The test concludes that using a large dataset such as GOSTAR’s, GlamorousAI models are 9.5% better than Random Forest. They are also 14% better than Random Forest when using a smaller public dataset. It is clear, then, that GlamorousAI models are more accurate than Random Forest, regardless of the size of the dataset.

The bottom line following both phases of the test was that GlamorousAI models built on GOSTAR data were approximately 90x better at predicting solubility than the ones built from public data.

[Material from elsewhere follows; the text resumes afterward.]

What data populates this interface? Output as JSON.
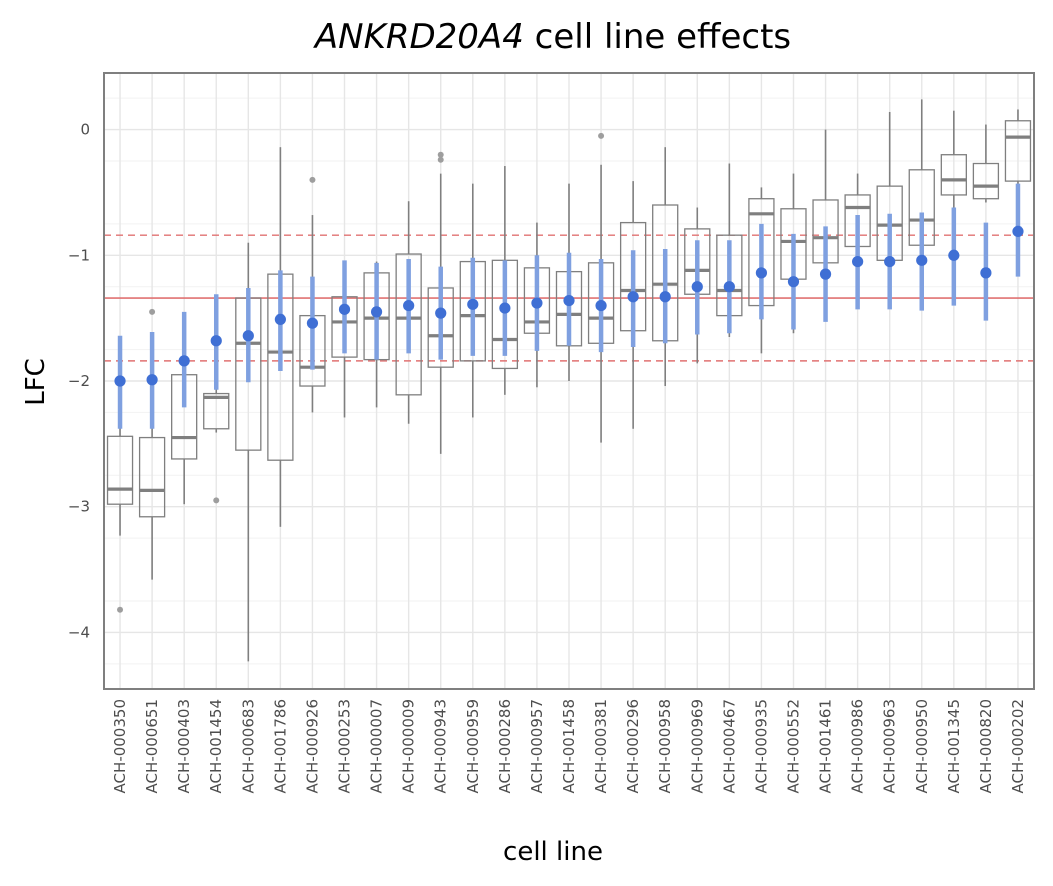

Many off-target liabilities, such as plasma protein binding (especially albumin), hERG, CYP interactions, and transporters, have strong correlations with lipophilicity, and a number of studies have linked high logD to the likelihood of compounds failing in development due to poor ADMET (absorption, distribution, metabolism, excretion and toxicity) characteristics. The

majority of known drugs contain ionizable groups and are likely to be charged at physiological pH. The distribution constant, LogD, is therefore a better descriptor of a molecule’s lipophilicity than logP. LogD is thus pH dependent, so the pH at which the logD was measured must be specified. As the physiological pH of blood serum is 7.4, logD7.4 is of particular interest.


It’s clear from this study that GOSTAR’s proprietary data set combined with rigorous processes for data cleaning and large scale ML training and development deliver far more robust and actionable results. The larger number of data points, intensive curation, and available trouble-shooting for cleaning up data make this a much better user experience. Side-to-side studies of GlamorousAI application to GOSTAR and public data for solubility analysis shows that GlamorousAI provides substantially better results with either dataset.


  1. Chen H, Engkvist O, Wang Y et al (2018) The rise of deep learning in drug discovery. Drug Discov Today 23.
  2. Bhhatarai B, Walters WP, Hop C et al (2019) Opportunities and challenges using artificial intelligence in ADME/Tox. Nat Mater 18.
  3. Tang B, Kramer ST, Fang M et al (2020) A self-attention based message passing neural network for predicting molecular lipophilicity and aqueous solubility. J Cheminform 12. https://jcheminf.biomedcentral.
  4. Jiang D, Wu Z, Hsieh C-Y, et al (2021) Could graph neural networks learn better molecular representation for drug discovery? A comparison study of descriptor-based and graph-based models. J Cheminform
  5. Wu Z, Ramsundar B, Feinberg E N, et al (2017) MoleculeNet: a benchmark for molecular machine learning.